Despite the possibility of Michael Bradley and John Anthony Brooks still being injured, Jürgen Klinsmann still has a lot of new options for the United States Men’s National Team’s October World Cup qualifiers.
A prudent decision for the future success of the USMNT is for Klinsmann to start many of the proven players who he has chosen to snub in the past, but he should fill the rest of the roster with new players that need to be given experience.
The math on this is simple; Klinsmann has 11 starting line-ups spots that he can reserve for some of the more-experienced American players who he has chosen to not use, and he has 12 roster spots for the new talents in American soccer.
The other alternative is to use the same roster outlined above but start the new players.
If Klinsmann wants to start more-proven players, then this is a topic that can be discussed with specificity.
For example, Klinsmann could start Brad Guzan in goal with Jonathan Spector at right back, Shane O’Neill and Michael Orozco at center back, and Eric Lichaj at left back.
In front of them, Klinsmann can start Geoff Cameron as a defensive midfielder with Joe Benny Corona, Benny Feilhaber, and Mix Diskerud as a line of three attacking midfielders.
Up top, Klinsmann could start Juan Agudelo (if he’s healthy) or Terrence Boyd with Aron Jóhannsson.
The line-up proposed above leaves 11 or 12 roster spots open for Klinsmann, depending on the health of Agudelo.
Starting in the defense, the obvious names are DeAndre Yedlin, Chris Klute, and Andrew Farrell.
This leaves eight or nine roster spots (depending on whether or not Agudelo is healthy) for goalkeepers, midfielders, and forwards.
If there are eight roster spots, calling up Nick Rimando and some other goalkeeper like Clint Irwin, Dan Kennedy, Sean Johnson, Luis Robles, or Tally Hall leaves six more roster spots to fill.

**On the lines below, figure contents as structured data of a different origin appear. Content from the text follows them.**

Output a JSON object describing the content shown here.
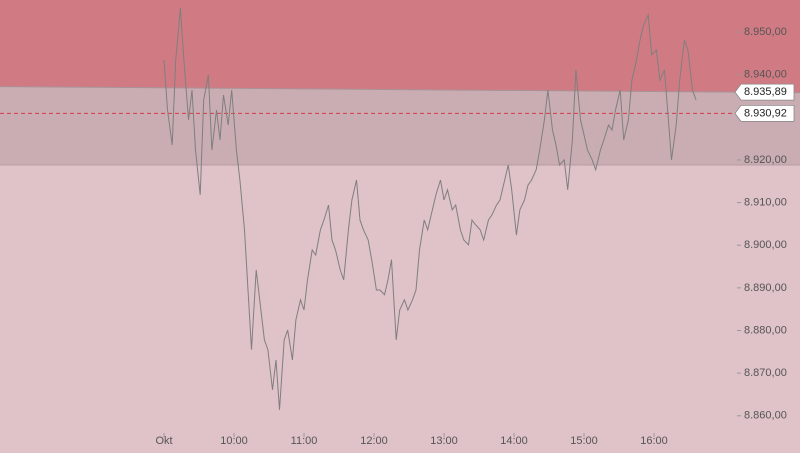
{
  "chart_data": {
    "type": "line",
    "x": [
      0,
      3,
      7,
      10,
      14,
      17,
      21,
      24,
      27,
      31,
      34,
      38,
      41,
      45,
      48,
      51,
      55,
      58,
      62,
      65,
      69,
      72,
      75,
      79,
      82,
      86,
      89,
      93,
      96,
      99,
      103,
      106,
      110,
      113,
      117,
      120,
      123,
      127,
      130,
      134,
      137,
      141,
      144,
      147,
      151,
      154,
      158,
      161,
      165,
      168,
      171,
      175,
      178,
      182,
      185,
      189,
      192,
      195,
      199,
      202,
      206,
      209,
      213,
      216,
      219,
      223,
      226,
      230,
      233,
      237,
      240,
      243,
      247,
      250,
      254,
      257,
      261,
      264,
      267,
      271,
      274,
      278,
      281,
      285,
      288,
      291,
      295,
      298,
      302,
      305,
      309,
      312,
      315,
      319,
      322,
      326,
      329,
      333,
      336,
      339,
      343,
      346,
      350,
      353,
      357,
      360,
      363,
      367,
      370,
      374,
      377,
      381,
      384,
      387,
      391,
      394,
      398,
      401,
      405,
      408,
      411,
      415,
      418,
      422,
      425,
      429,
      432,
      435,
      439,
      442,
      446,
      449,
      453,
      456
    ],
    "series": [
      {
        "color": "#7f7f7f",
        "values": [
          8943.4,
          8931.7,
          8923.5,
          8943.4,
          8955.6,
          8943.4,
          8929.4,
          8936.4,
          8922.3,
          8911.8,
          8934.1,
          8939.9,
          8922.3,
          8931.7,
          8924.7,
          8935.2,
          8928.2,
          8936.4,
          8922.3,
          8915.3,
          8903.6,
          8889.5,
          8875.5,
          8894.2,
          8887.2,
          8877.8,
          8875.5,
          8866.1,
          8873.1,
          8861.4,
          8877.8,
          8880.1,
          8873.1,
          8882.5,
          8887.2,
          8884.8,
          8891.9,
          8898.9,
          8897.7,
          8903.6,
          8905.9,
          8909.4,
          8901.2,
          8898.9,
          8894.2,
          8891.9,
          8903.6,
          8910.6,
          8915.3,
          8905.9,
          8903.6,
          8901.2,
          8896.6,
          8889.5,
          8889.5,
          8888.4,
          8891.9,
          8896.6,
          8877.8,
          8884.8,
          8887.2,
          8884.8,
          8887.2,
          8889.5,
          8898.9,
          8905.9,
          8903.6,
          8908.3,
          8911.8,
          8915.3,
          8910.6,
          8913.0,
          8908.3,
          8909.4,
          8903.6,
          8901.2,
          8900.1,
          8905.9,
          8904.8,
          8903.6,
          8901.2,
          8905.9,
          8907.1,
          8909.4,
          8910.6,
          8914.1,
          8918.8,
          8913.0,
          8902.4,
          8908.3,
          8910.6,
          8914.1,
          8915.3,
          8917.7,
          8922.3,
          8929.4,
          8936.4,
          8927.0,
          8923.5,
          8918.8,
          8920.0,
          8913.0,
          8924.7,
          8941.1,
          8929.4,
          8925.9,
          8922.3,
          8920.0,
          8917.7,
          8922.3,
          8924.7,
          8928.2,
          8927.0,
          8931.7,
          8936.4,
          8924.7,
          8929.4,
          8938.7,
          8943.4,
          8948.1,
          8951.6,
          8954.0,
          8944.6,
          8945.8,
          8938.7,
          8941.1,
          8930.5,
          8920.0,
          8928.2,
          8938.7,
          8948.1,
          8945.8,
          8936.4,
          8934.1
        ]
      }
    ],
    "xlim": [
      -140.6,
      489.4
    ],
    "xticks": [
      {
        "value": 0,
        "label": "Okt"
      },
      {
        "value": 60,
        "label": "10:00"
      },
      {
        "value": 120,
        "label": "11:00"
      },
      {
        "value": 180,
        "label": "12:00"
      },
      {
        "value": 240,
        "label": "13:00"
      },
      {
        "value": 300,
        "label": "14:00"
      },
      {
        "value": 360,
        "label": "15:00"
      },
      {
        "value": 420,
        "label": "16:00"
      }
    ],
    "ylim": [
      8856.2,
      8957.5
    ],
    "yticks": [
      {
        "value": 8860,
        "label": "8.860,00"
      },
      {
        "value": 8870,
        "label": "8.870,00"
      },
      {
        "value": 8880,
        "label": "8.880,00"
      },
      {
        "value": 8890,
        "label": "8.890,00"
      },
      {
        "value": 8900,
        "label": "8.900,00"
      },
      {
        "value": 8910,
        "label": "8.910,00"
      },
      {
        "value": 8920,
        "label": "8.920,00"
      },
      {
        "value": 8930,
        "label": "8.930,00"
      },
      {
        "value": 8940,
        "label": "8.940,00"
      },
      {
        "value": 8950,
        "label": "8.950,00"
      }
    ],
    "trend_line": {
      "start": 8937.2,
      "end": 8935.89,
      "label": "8.935,89"
    },
    "support": 8918.8,
    "last_price": {
      "value": 8930.92,
      "label": "8.930,92"
    }
  }
}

For the final six roster spots, Perry Kitchen as a defensive midfielder, Amobi Okugo as a center back and defensive midfielder, Benji Joya as a midfielder who plays as an attacking midfielder or as a box-to-box midfielder, José Villarreal as a forward or attacking midfielder, Joe Gyau as a winger or forward, and Freddy Adu as midfielder or forward (it’s time for Klinsmann to check in with Adu).
The roster proposed above includes three goalkeepers, four outside backs, four center backs, four forwards, five attacking midfielders, three defensive or box-to-box midfielders (plus Shane O’Neill and Geoff Cameron).
To be clear, the USMNT could start the following fairly-experienced XI below:
Guzan; Spector, O’Neill, Orozco, Lichaj; Cameron; Corona, Feilhaber, Diskerud; Agudelo/Boyd, Jóhannsson.
On the bench, the USMNT would have the following players available:
Rimando, Irwin/Kennedy/Robles/S. Johnson/Hall, Yedlin, Klute, Farrell, Kitchen, Okugo, Joya, Villarreal, Gyau, Adu.
Starting Guzan in goal with Spector, O’Neill, Orozco, and Lichaj forming the Back Four should be a strong enough defense to win or at least they should be strong enough to win.
In front of them, Cameron as a defensive midfielder behind a line of three attacking midfielders (Corona, Feilhaber, Diskerud) should be a midfield with a strong defender and good passer patrolling the back with three creative midfielders helping the United States to maintain possession and set up goals.
Up top, Agudelo or Boyd with Jóhannsson is a potent young strike force who at the very least should cause problems for all but the very best of international defenders.
These forwards still have room to improve, but all three of them are real threats on the international level. There is no reason to think that they aren’t capable of easily scoring against CONCACAF opposition unless they simply don’t receive enough service.
Something similar to the roster and starting line-up proposed in this article combines the best of both worlds for the United States Men’s National Team: more-experienced players that Klinsmann hasn’t favored as starters with new talents who can gain experience and help to strengthen the national team.
On the other hand, if Klinsmann wanted to use mainly new and/or younger players, then he could start the following XI:
Guzan; Yedlin, Farrell, O’Neill, Klute; Cameron, Joya; Adu, Feilhaber, Corona; Agudelo/Boyd/Jóhannsson.
What Jürgen Klinsmann really needs to learn is whether or not he’s been using the best players and if the new talents or some of the out of favor talents can improve the ability of the USMNT to better compete or win at the highest level against better national teams.
The coach of the United States enjoys using the metaphor about tossing players into the cold water, and with the 2014 World Cup approaching next summer, it’s time to see who the best American soccer players are and prepare them for the big stage.